TNT Sports Box Office
- Country: United Kingdom
- Broadcast area: United Kingdom Ireland
- Network: TNT Sports

Programming
- Language: English
- Picture format: 1080i HDTV

Ownership
- Owner: TNT Sports (Warner Bros. Discovery) BT Group
- Sister channels: TNT Sports 1 TNT Sports 2 TNT Sports 3 TNT Sports 4

History
- Launched: 15 September 2018
- Former names: BT Sport Box Office (2018–23)

Links
- Website: Watch Now

Availability

Streaming media
- TNT Sports Box Office App/Website: Watch Now

= TNT Sports Box Office =

TNT Sports Box Office (formerly BT Sport Box Office) is a pay-per-view unit from TNT Sports. The channel is available in HD on EE TV and Sky.

== History ==
In April 2018, BT Sport revealed its intention to launch a pay-per-view channel to show live boxing and it launched on 15 September 2018 when it showed the rematch between Gennady Golovkin and Saul Alvarez. Further boxing events, including both Tyson Fury bouts versus Deontay Wilder, along with Fury versus Wallin and Schwarz, in addition to Amir Khan v Terrence Crawford, have also been shown on BT Sport Box Office.

Since UFC 239, selected UFC pay-per-view events have been carried on Box Office, including UFC 242, UFC 246, UFC 254, UFC 257, UFC 264, UFC 280, UFC 286 and UFC 321.

From January 2020, WWE pay-per-views are sold via BT Sport Box Office.

==Amazon Premier League Pass==
In November 2019 to early January 2020, BT Sport Box Office 2 was launched on Sky in the UK and Ireland on channel 494. BT Sport Box Office on channel 490 was temporarily removed from residential set-top boxes to facilitate the 2019–20 Premier League being broadcast to licensed premises only. On the EPG, BT Sport Box Office was renamed Amazon Premier League Pass during this time.
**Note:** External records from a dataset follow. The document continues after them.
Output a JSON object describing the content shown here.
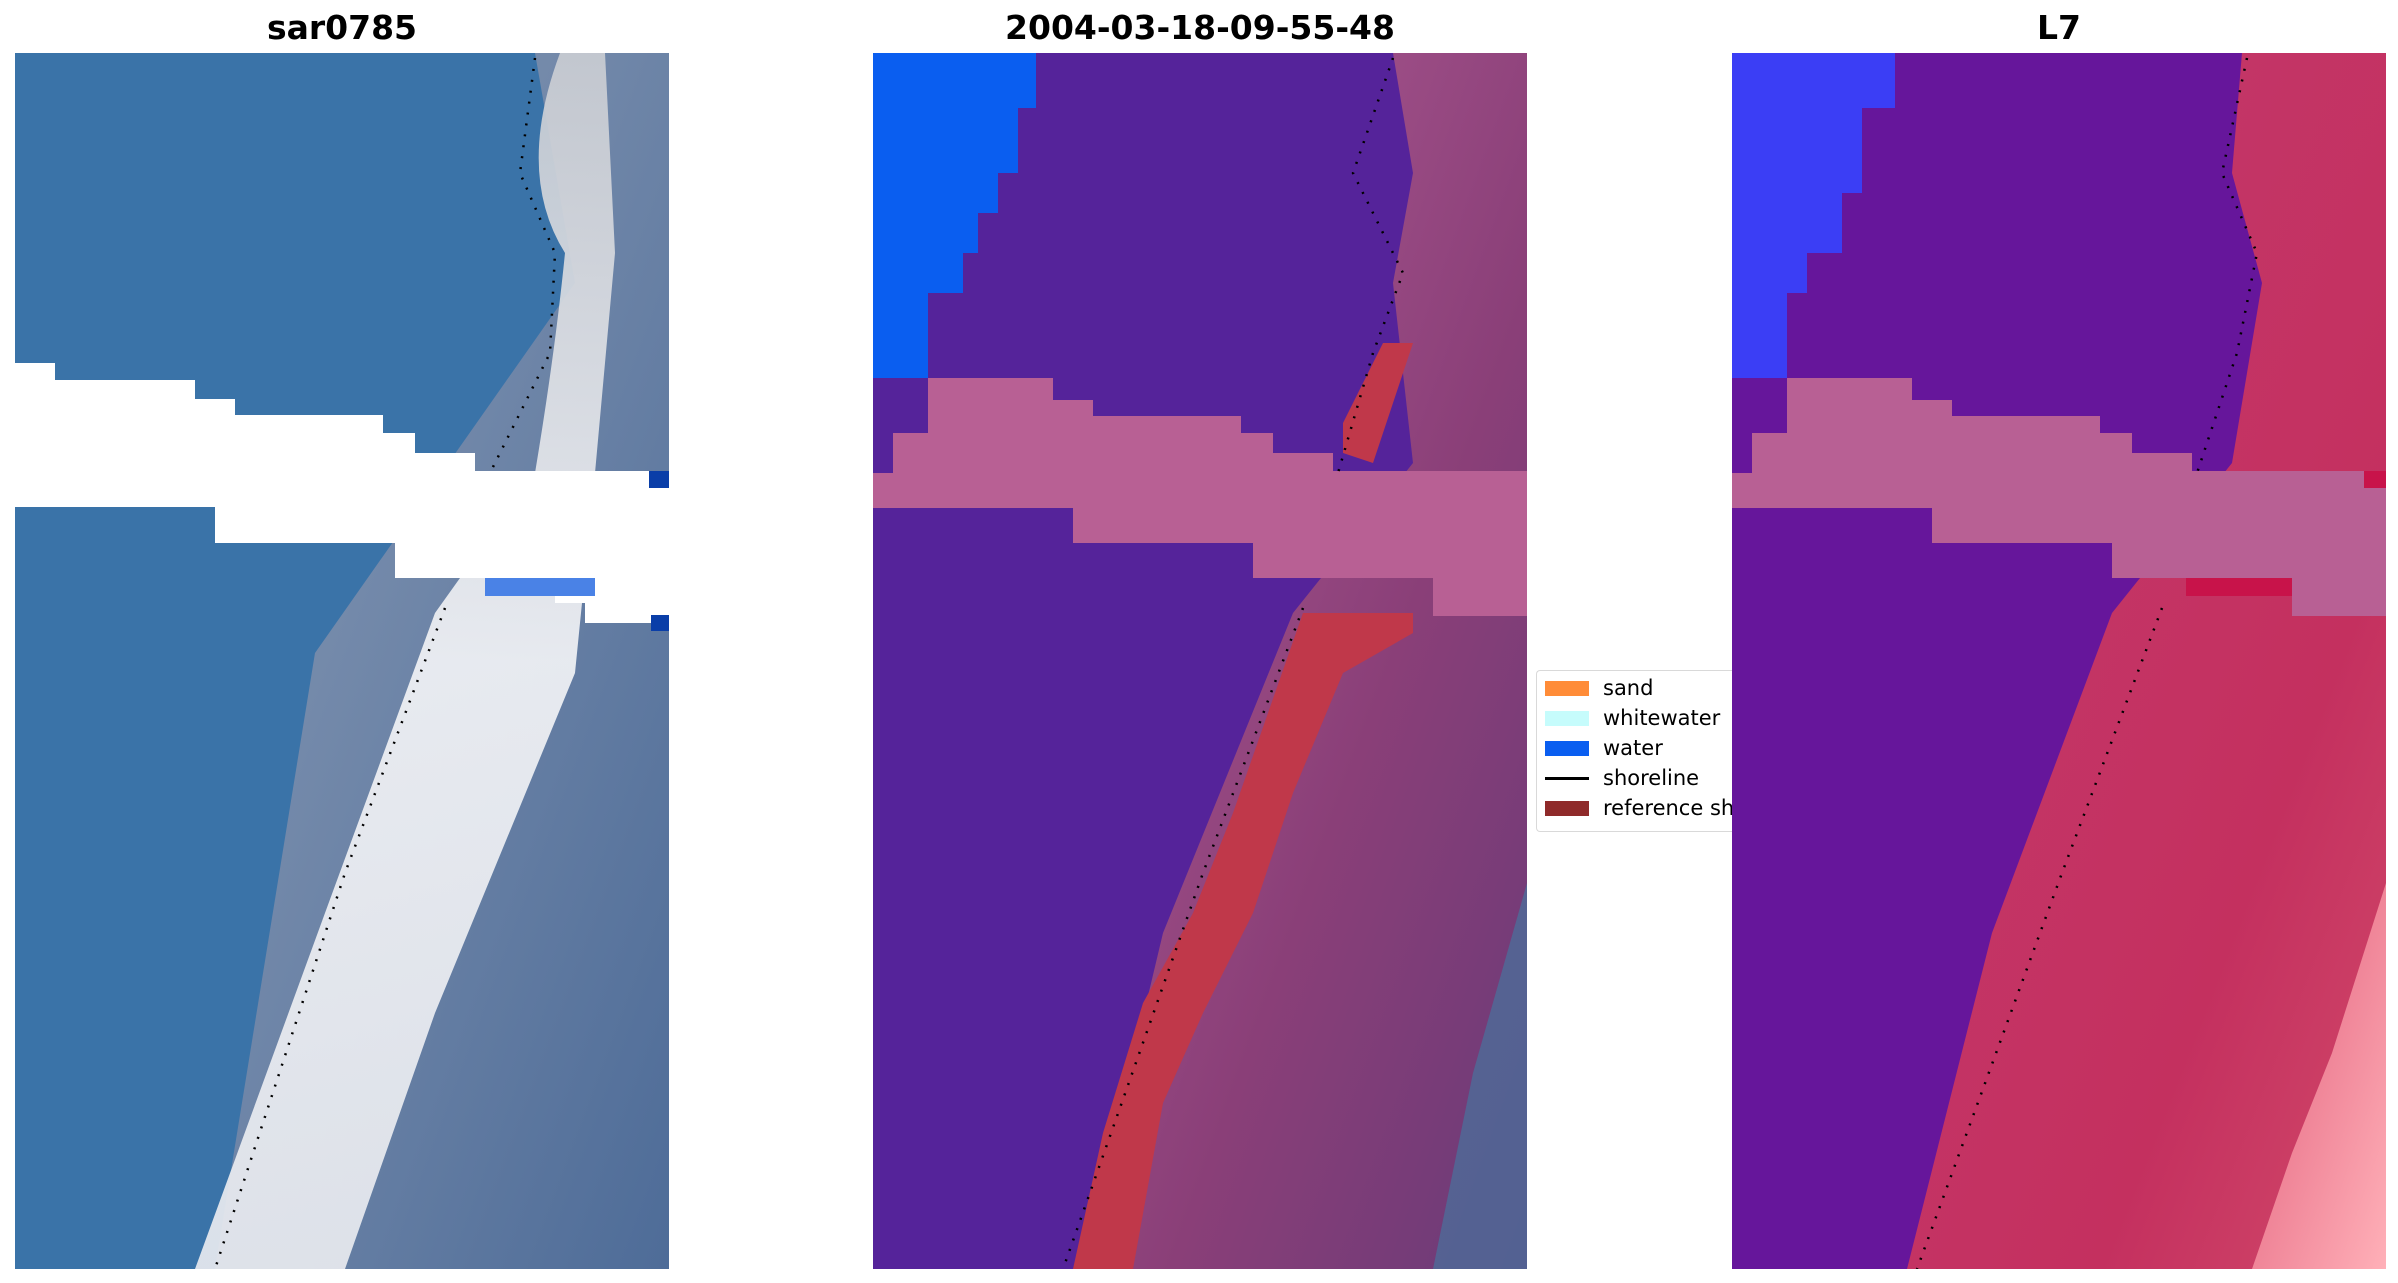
{
  "panels": [
    {
      "title": "sar0785",
      "content": "satellite RGB crop"
    },
    {
      "title": "2004-03-18-09-55-48",
      "content": "classified image overlay"
    },
    {
      "title": "L7",
      "content": "water index image"
    }
  ],
  "legend": {
    "items": [
      {
        "label": "sand",
        "color": "#ff8c38",
        "kind": "patch"
      },
      {
        "label": "whitewater",
        "color": "#c6fcfc",
        "kind": "patch"
      },
      {
        "label": "water",
        "color": "#0a5ef0",
        "kind": "patch"
      },
      {
        "label": "shoreline",
        "color": "#000000",
        "kind": "line"
      },
      {
        "label": "reference sh",
        "color": "#8f2a2a",
        "kind": "patch"
      }
    ]
  },
  "colors": {
    "rgb_water": "#3a73a8",
    "rgb_whitewater": "#eef0f4",
    "rgb_land": "#5873a0",
    "class_water_overlay": "#55239a",
    "class_land": "#9a4a86",
    "class_band": "#b86094",
    "class_blue": "#0a5ef0",
    "class_red": "#c0384a",
    "index_water": "#66169b",
    "index_land": "#c4305f",
    "index_band": "#b86094",
    "index_blue": "#3b3ef5",
    "nodata": "#ffffff",
    "shoreline": "#000000"
  }
}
These channels were provided by Amazon. 6 channels were broadcast via the red button on selected dates. It is assumed that BT Sport Box Office 2 was launched so Sky would suffice their contract with BT. It returned in July 2020 for the final month of the premier league 2019–20 season.

==Premier League==
In October 2020, amidst the COVID-19 pandemic forbidding spectators to attend football matches, select Premier League matches were allowed to be broadcast on a PPV basis which would have typically been affected by the Saturday 3pm blackout. The first game available to the general public on the channel was Chelsea versus Southampton on 17 October.